William Gowland
University of Nottingham
Temporal Change in Landscape–Summer. © William Gowland.
Jury
Alison Brooks
Kent Jackson
Dan Ringelstein
Daniel Zamarbide
Tutor
Nicola Gerber
As our environment, culture and economy continues to become increasingly transient, the British Isles struggles to produce its own industry. The Isle of Sheppey, which owes its name to the Saxons “Sceapige,” meaning Isle of Sheep, hosts an isolated marshy landscape, where the atmosphere is quiet and haunting. Scarred by the intermittent presence of heavy industry, rivers, ditches, and dereliction, it is here, away from the distractions of our visually dominated western culture, that the mind is allowed to wonder and our senses that are constantly suppressed begin to awaken. On Rushenden, Marsh, Augmented Reverberation seeks to integrate a poetic landscape of light industry through the revival of a gut string industry that was once a thriving British venture. Bespoke natural strings are produced from sheep intestines for various instruments including the violin.
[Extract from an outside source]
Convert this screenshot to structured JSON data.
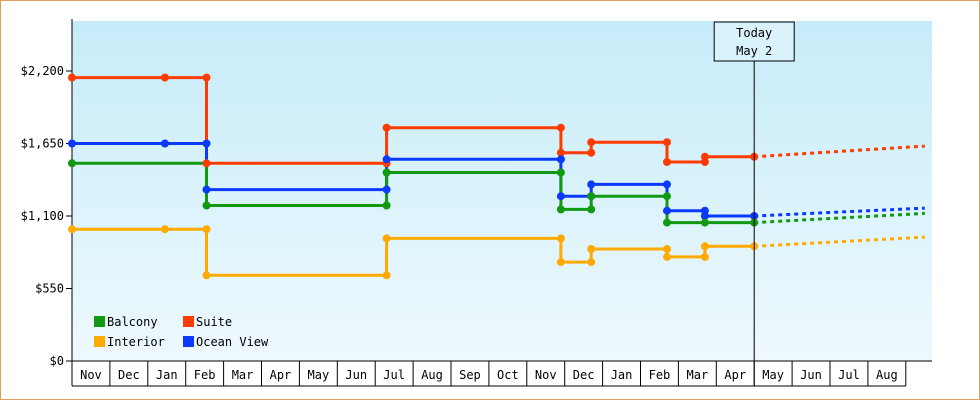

Building, landscape, and instrument are intertwined to create functional pavilions on the marsh that form aeolian harps, (instruments played by the wind). The complex arrangement of accommodation, abattoir, workshops, studios, and performance spaces create an interesting and challenging juxtaposition between the roughness of industry and the delicacy of art. Celebrating its connection and fragile relationship with the landscape through seasonal music festivals and events.
Augmented Reverberation. © William Gowland.
Plan–A poetic landscape of light industry. © William Gowland.
Materiality and the Acoustic Groundscape–Festival site and Recording studio pavilion. © William Gowland.
The reading, theme, and aesthetics of the project for e.g. introducing the abattoir as a crucial element of the experience or the chosen weathering materials, draw on Joseph Beuys’s piece “Show your Wound” and translates these into a specific yet imaginative architectural articulation.
Nicola Gerber
The Transient Tectonics Studio explores the duality of the physical/scientific and the emotional/cultural layers of experimental architecture in a natural environment of continuous change, cycles and scales.
We inquire about the possibilities within the tectonic layer of the Earth, its cultural inscriptions, productive opportunities, and sensory stimulations.
The project “Augmented Reverberation” reintroduces the former local craft of string making while opening a Place of Production to associated interests for seasonal participation, e.g. music festivals, individual relaxation, experience of accidental sounds (Aeolian harps) or as a place of art production.
The development of Will’s conceptual programming was clarified through his 3-day stay with a Sheppard and his personal interest in composing music.
The project theme interprets the physicality, appearance, and image of “landscape,” from the industrial unloved one found around the Isle of Sheppey into a new sensual place, accepting, augmenting, and extending the reading of this place while widening our understanding of a pleasurable landscape.
The Instrument. © William Gowland.
Construction Section–Visitors accommodation and studios. © William Gowland.
William Gowland
University of Nottingham
is from Catsfield, East Sussex. He is currently working for a firm in Shanghai and plans to develop and pursue the theme of his award winning project which questions our interpretation and perception of the image of “Landscape “ by traveling back to the UK overland via Mongolia, Kazakhstan, and Russia. Looking ahead to completing his RIBA Part 2 program in architecture, William plans to live and study in London, with the ultimate ambition of setting up his own architectural firm.